Where are we going with this? That I don’t know just yet but Gary just stopped by my desk to ask for more assistance with the beer and chocolate. Am I in? You bet I’m in. Next time you’re sitting around with some chocolate on your coffee table and some beer in your fridge, why not give it a go?! What’s the worst that can happen?

OK, OK, you already know about chocolate. You know what you like. You know what you don't like. But there's always room to learn more, isn't there? Well, I have the perfect opportunities for you to expand your knowledge and treat your tastebuds and guess what – they’re totally free. Yup, free.

Lake Champlain Chocolates will be hosting two Chocolate Tastings in June -  one in Stowe, VT as part of the Vermont Culinary Classic and one at our Waterbury, VT location.

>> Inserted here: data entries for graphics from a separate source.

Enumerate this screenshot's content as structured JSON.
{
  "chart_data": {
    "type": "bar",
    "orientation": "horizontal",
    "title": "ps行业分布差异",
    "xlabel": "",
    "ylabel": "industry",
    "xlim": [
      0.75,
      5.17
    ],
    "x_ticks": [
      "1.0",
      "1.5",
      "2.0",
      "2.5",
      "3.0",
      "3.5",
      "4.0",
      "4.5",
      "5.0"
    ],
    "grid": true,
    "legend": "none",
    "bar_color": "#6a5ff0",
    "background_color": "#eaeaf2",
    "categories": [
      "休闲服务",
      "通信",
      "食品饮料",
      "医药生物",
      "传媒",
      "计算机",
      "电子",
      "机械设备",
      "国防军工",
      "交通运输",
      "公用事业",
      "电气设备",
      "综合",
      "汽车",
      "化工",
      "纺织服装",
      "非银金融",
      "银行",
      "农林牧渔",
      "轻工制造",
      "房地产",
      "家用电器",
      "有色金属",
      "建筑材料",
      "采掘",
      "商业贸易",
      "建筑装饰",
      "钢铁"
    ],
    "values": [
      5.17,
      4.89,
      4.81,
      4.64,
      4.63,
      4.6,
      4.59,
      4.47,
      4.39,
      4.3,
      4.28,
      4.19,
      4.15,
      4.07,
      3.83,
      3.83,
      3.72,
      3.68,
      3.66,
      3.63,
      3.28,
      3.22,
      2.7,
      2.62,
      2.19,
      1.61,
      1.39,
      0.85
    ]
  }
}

Let me begin with the first one in Stowe. This event will take place Monday, June 16 at the Stowe Free Library beginning at 7:00 and will take folks on a journey from the cocoa tree to the chocolate bar - how cocoa beans grow, how they’re harvested, how they’re processed and how they become this wonderful treat we all crave. Afterwards, attendees will be treated to a flight of chocolate ranging in cocoa contents and learn the intimate details of each chocolate's profile. Imaging a wine tasting but with chocolate. Mmmm.

The second tasting event in June takes place Saturday, June 21 from noon until 4pm at our retail location on Route 100 in Waterbury, VT where visitors will be treated to a sampling of chocolates including our Milk Chocolate, Milk Chocolate Triple Nut, Sao Thome 70% dark and our Tanzania 75% dark. While sampling, our staff will be on hand to answer questions about how our chocolates are made, what do these cocoa content percentages mean and any other chocolate question you might have. Sure, we don't have all the answers but honestly, who does?! 

So, consider this your official invite to either or both of these events. It's fun, it's educational, it's tasty, it's free and it's all ages. Phew! What more could you want?